3.1 De klachtonderdelen lenen zich voor gezamenlijke beoordeling. In de kern komt het verwijt dat klager verweerder maakt erop neer dat hij de zaak van klager niet goed heeft behartigd. Verweerder heeft aangevoerd dat hij de opdracht van klager om zijn advocaat te zijn niet heeft aanvaard. Hij heeft zich eerst georiënteerd en daarna de opdracht teruggegeven op een zorgvuldige wijze, aldus verweerder. Hij verwijst naar  zijn brief van 1 november 2013 aan klager waarin hij uitgebreid gemotiveerd uiteen zet waarom hij de zaak niet in behandeling wenst te nemen, waarbij – naar de voorzitter begrijpt – voornamelijk het ontbreken van vertrouwen de doorslag heeft gegeven. Dit ontbreken van vertrouwen is voornamelijk ingegeven door de vele brieven die klager verweer zond nog voordat verweerder de opdracht formeel had aanvaard en waarin klager zonder meer er vanuit ging dat verweerder bepaalde acties zou ondernemen, zoals het leggen van beslagen. Door bovendien nog voordat verweerder de opdracht formeel had aanvaard het kantoor van verweerder aansprakelijk te stellen voor het niet uitvoeren van de door klager gewenste acties, is het vertrouwen in een vruchtbare samenwerking bij verweerder  verloren gegaan, aldus verweerder.

3.2 De voorzitter is van oordeel dat op grond van hetgeen verweerder heeft aangevoerd er geen opdracht door verweerder is aanvaard. Zo heeft verweerder geen opdrachtbevestiging aan klager gestuurd met daarin een plan van aanpak en afspraken over zijn honorering. Klager heeft dan ook niet mogen begrijpen dat verweerder, zoals hij betoogt, al als zijn advocaat voor hem optrad en zijn belangen behartigde. Vervolgens heeft verweerder zorgvuldig gehandeld door een en ander te verwoorden in zijn brief van 1 november 2013 aan klager. Enig tuchtrechtelijk verwijt valt verweerder dan ook niet maken, ofschoon het wellicht beter was geweest als verweerder klager eerder had bericht dat hij de zaak niet aannam.

3.3  De overige verwijten missen feitelijke grondslag zodat die ook niet kunnen leiden het vast stellen van enig tuchtrechtelijk verwijtbaar handelen.

3.4 De klachten zijn mitsdien kennelijk ongegrond.

BESLISSING

De voorzitter verklaart de klacht in al haar onderdelen kennelijk ongegrond.
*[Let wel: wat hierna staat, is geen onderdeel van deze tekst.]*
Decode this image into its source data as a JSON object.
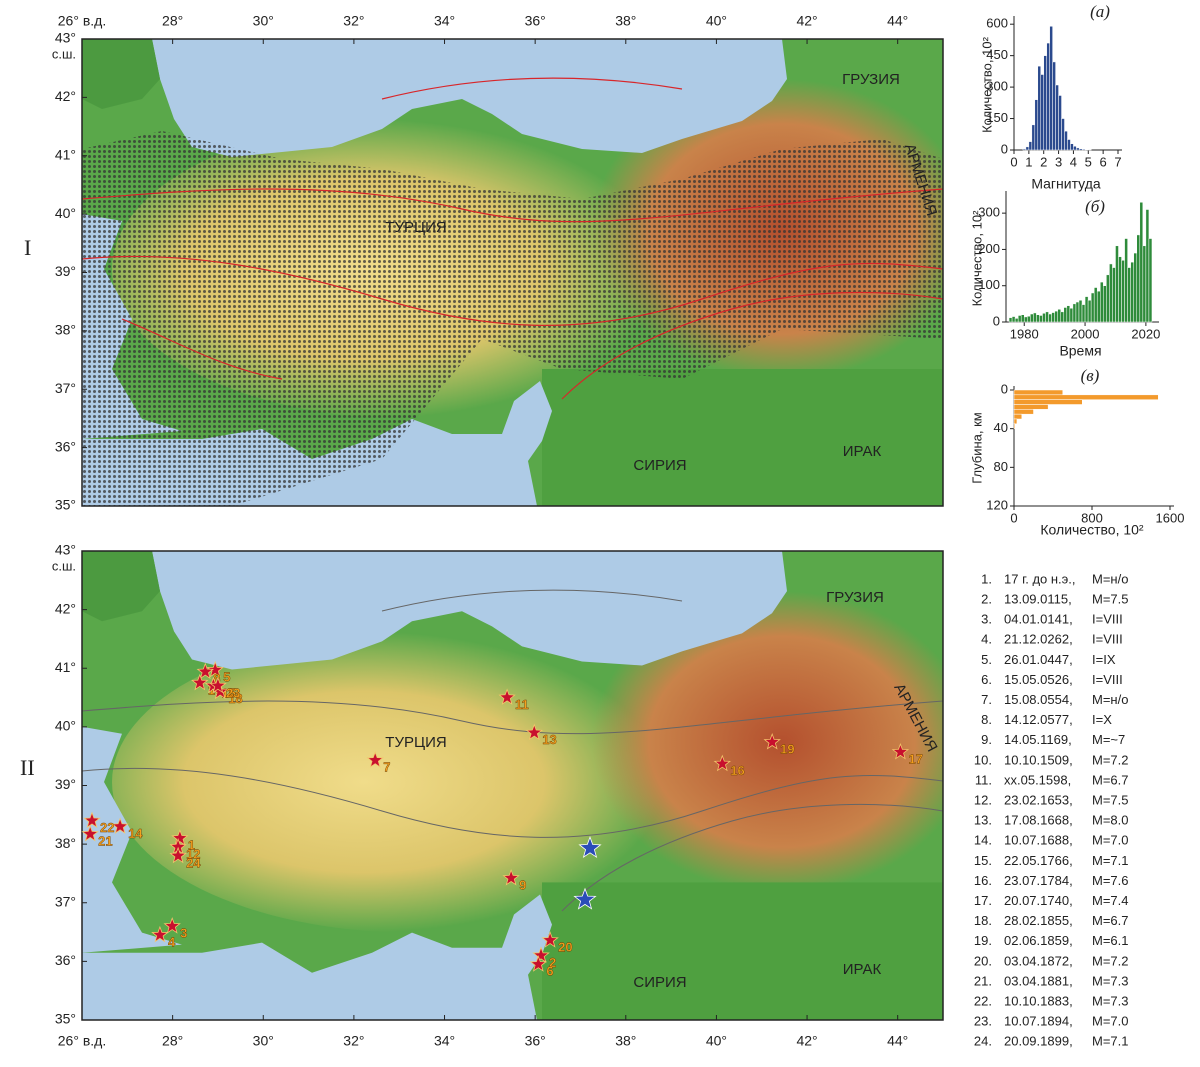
{
  "panels": [
    "I",
    "II"
  ],
  "map": {
    "xlim": [
      26,
      45
    ],
    "ylim": [
      35,
      43
    ],
    "xticks": [
      {
        "value": 26,
        "label": "26° в.д."
      },
      {
        "value": 28,
        "label": "28°"
      },
      {
        "value": 30,
        "label": "30°"
      },
      {
        "value": 32,
        "label": "32°"
      },
      {
        "value": 34,
        "label": "34°"
      },
      {
        "value": 36,
        "label": "36°"
      },
      {
        "value": 38,
        "label": "38°"
      },
      {
        "value": 40,
        "label": "40°"
      },
      {
        "value": 42,
        "label": "42°"
      },
      {
        "value": 44,
        "label": "44°"
      }
    ],
    "yticks": [
      {
        "value": 43,
        "label": "43°"
      },
      {
        "value": 42,
        "label": "42°"
      },
      {
        "value": 41,
        "label": "41°"
      },
      {
        "value": 40,
        "label": "40°"
      },
      {
        "value": 39,
        "label": "39°"
      },
      {
        "value": 38,
        "label": "38°"
      },
      {
        "value": 37,
        "label": "37°"
      },
      {
        "value": 36,
        "label": "36°"
      },
      {
        "value": 35,
        "label": "35°"
      }
    ],
    "lat_unit": "с.ш.",
    "country_labels": [
      "ТУРЦИЯ",
      "ГРУЗИЯ",
      "АРМЕНИЯ",
      "СИРИЯ",
      "ИРАК"
    ],
    "historical_events": [
      {
        "label": "1",
        "lon": 28.16,
        "lat": 38.1
      },
      {
        "label": "2",
        "lon": 36.13,
        "lat": 36.1
      },
      {
        "label": "3",
        "lon": 27.99,
        "lat": 36.6
      },
      {
        "label": "4",
        "lon": 27.72,
        "lat": 36.45
      },
      {
        "label": "5",
        "lon": 28.94,
        "lat": 40.97
      },
      {
        "label": "6",
        "lon": 36.07,
        "lat": 35.95
      },
      {
        "label": "7",
        "lon": 32.47,
        "lat": 39.43
      },
      {
        "label": "8",
        "lon": 28.72,
        "lat": 40.94
      },
      {
        "label": "9",
        "lon": 35.47,
        "lat": 37.42
      },
      {
        "label": "10",
        "lon": 28.6,
        "lat": 40.75
      },
      {
        "label": "11",
        "lon": 35.38,
        "lat": 40.5
      },
      {
        "label": "12",
        "lon": 28.12,
        "lat": 37.95
      },
      {
        "label": "13",
        "lon": 35.98,
        "lat": 39.9
      },
      {
        "label": "14",
        "lon": 26.84,
        "lat": 38.3
      },
      {
        "label": "15",
        "lon": 28.9,
        "lat": 40.7
      },
      {
        "label": "16",
        "lon": 40.13,
        "lat": 39.37
      },
      {
        "label": "17",
        "lon": 44.06,
        "lat": 39.57
      },
      {
        "label": "18",
        "lon": 29.05,
        "lat": 40.6
      },
      {
        "label": "19",
        "lon": 41.23,
        "lat": 39.74
      },
      {
        "label": "20",
        "lon": 36.33,
        "lat": 36.36
      },
      {
        "label": "21",
        "lon": 26.18,
        "lat": 38.17
      },
      {
        "label": "22",
        "lon": 26.22,
        "lat": 38.4
      },
      {
        "label": "23",
        "lon": 29.0,
        "lat": 40.7
      },
      {
        "label": "24",
        "lon": 28.12,
        "lat": 37.8
      }
    ],
    "recent_events": [
      {
        "lon": 37.21,
        "lat": 37.93
      },
      {
        "lon": 37.1,
        "lat": 37.05
      }
    ]
  },
  "events": {
    "rows": [
      [
        "1.",
        "17 г. до н.э.,",
        "M=н/о"
      ],
      [
        "2.",
        "13.09.0115,",
        "M=7.5"
      ],
      [
        "3.",
        "04.01.0141,",
        "I=VIII"
      ],
      [
        "4.",
        "21.12.0262,",
        "I=VIII"
      ],
      [
        "5.",
        "26.01.0447,",
        "I=IX"
      ],
      [
        "6.",
        "15.05.0526,",
        "I=VIII"
      ],
      [
        "7.",
        "15.08.0554,",
        "M=н/о"
      ],
      [
        "8.",
        "14.12.0577,",
        "I=X"
      ],
      [
        "9.",
        "14.05.1169,",
        "M=~7"
      ],
      [
        "10.",
        "10.10.1509,",
        "M=7.2"
      ],
      [
        "11.",
        "xx.05.1598,",
        "M=6.7"
      ],
      [
        "12.",
        "23.02.1653,",
        "M=7.5"
      ],
      [
        "13.",
        "17.08.1668,",
        "M=8.0"
      ],
      [
        "14.",
        "10.07.1688,",
        "M=7.0"
      ],
      [
        "15.",
        "22.05.1766,",
        "M=7.1"
      ],
      [
        "16.",
        "23.07.1784,",
        "M=7.6"
      ],
      [
        "17.",
        "20.07.1740,",
        "M=7.4"
      ],
      [
        "18.",
        "28.02.1855,",
        "M=6.7"
      ],
      [
        "19.",
        "02.06.1859,",
        "M=6.1"
      ],
      [
        "20.",
        "03.04.1872,",
        "M=7.2"
      ],
      [
        "21.",
        "03.04.1881,",
        "M=7.3"
      ],
      [
        "22.",
        "10.10.1883,",
        "M=7.3"
      ],
      [
        "23.",
        "10.07.1894,",
        "M=7.0"
      ],
      [
        "24.",
        "20.09.1899,",
        "M=7.1"
      ]
    ]
  },
  "chart_data": [
    {
      "type": "histogram",
      "title": "(а)",
      "x_label": "Магнитуда",
      "y_label": "Количество, 10²",
      "color": "#2b4a8e",
      "bins": [
        0.6,
        0.8,
        1,
        1.2,
        1.4,
        1.6,
        1.8,
        2,
        2.2,
        2.4,
        2.6,
        2.8,
        3,
        3.2,
        3.4,
        3.6,
        3.8,
        4,
        4.2,
        4.4,
        4.6,
        4.8,
        5,
        5.2
      ],
      "values": [
        5,
        15,
        40,
        120,
        240,
        400,
        360,
        450,
        510,
        590,
        420,
        310,
        260,
        150,
        90,
        50,
        30,
        18,
        10,
        6,
        4,
        2,
        1
      ],
      "xlim": [
        0,
        7
      ],
      "ylim": [
        0,
        620
      ],
      "xticks": [
        0,
        1,
        2,
        3,
        4,
        5,
        6,
        7
      ],
      "yticks": [
        0,
        150,
        300,
        450,
        600
      ]
    },
    {
      "type": "histogram",
      "title": "(б)",
      "x_label": "Время",
      "y_label": "Количество, 10²",
      "color": "#2e8b3a",
      "bins": [
        1975,
        1976,
        1977,
        1978,
        1979,
        1980,
        1981,
        1982,
        1983,
        1984,
        1985,
        1986,
        1987,
        1988,
        1989,
        1990,
        1991,
        1992,
        1993,
        1994,
        1995,
        1996,
        1997,
        1998,
        1999,
        2000,
        2001,
        2002,
        2003,
        2004,
        2005,
        2006,
        2007,
        2008,
        2009,
        2010,
        2011,
        2012,
        2013,
        2014,
        2015,
        2016,
        2017,
        2018,
        2019,
        2020,
        2021,
        2022
      ],
      "values": [
        12,
        15,
        10,
        18,
        20,
        14,
        16,
        22,
        25,
        20,
        18,
        24,
        28,
        22,
        26,
        30,
        35,
        28,
        40,
        45,
        38,
        50,
        55,
        60,
        48,
        70,
        60,
        80,
        95,
        85,
        110,
        100,
        130,
        160,
        150,
        210,
        180,
        170,
        230,
        150,
        165,
        190,
        240,
        330,
        210,
        310,
        230
      ],
      "xlim": [
        1974,
        2023
      ],
      "ylim": [
        0,
        350
      ],
      "xticks": [
        1980,
        2000,
        2020
      ],
      "yticks": [
        0,
        100,
        200,
        300
      ]
    },
    {
      "type": "histogram",
      "orientation": "horizontal",
      "y_inverted": true,
      "title": "(в)",
      "x_label": "Количество, 10²",
      "y_label": "Глубина, км",
      "color": "#f39a2c",
      "bins": [
        0,
        5,
        10,
        15,
        20,
        25,
        30,
        35,
        40
      ],
      "values": [
        500,
        1480,
        700,
        350,
        200,
        80,
        30,
        10
      ],
      "xlim": [
        0,
        1600
      ],
      "ylim": [
        0,
        120
      ],
      "xticks": [
        0,
        800,
        1600
      ],
      "yticks": [
        0,
        40,
        80,
        120
      ]
    }
  ]
}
Aldus gewezen door mr. J. Blokland , plaatsvervangend voorzitter, met bijstand van mr. L.H. Rammeloo als griffier op 11 maart 2014.

griffier  voorzitter

Deze beslissing is in afschrift op 11 maart 2014 per aangetekende post verzonden aan:

- klager 

en per gewone post aan:

- klager

- verweerder

- de deken van de Orde van Advocaten in het arrondissement Noord-Holland.

Ingevolge artikel 46h van de Advocatenwet kunnen klager en de deken van de Orde van Advocaten in het arrondissement Noord-Holland binnen veertien dagen na verzending van het afschrift van deze beslissing schriftelijk verzet doen bij de Raad van Discipline in het ressort Amsterdam, Postbus 75265, 1070 AG Amsterdam (fax: 020-7954275). Het verzet wordt ingesteld door middel van indiening van een verzetschrift (in tweevoud), waarin de gronden van het verzet voorzien van een motivering worden omschreven. De termijn van 14 dagen begint op de dag volgend op die van verzending van de beslissing. Uiterlijk op de veertiende dag van die termijn moet het verzetschrift derhalve ontvangen zijn op de griffie van de raad van discipline. Verlenging van de termijn van 14 dagen is niet mogelijk.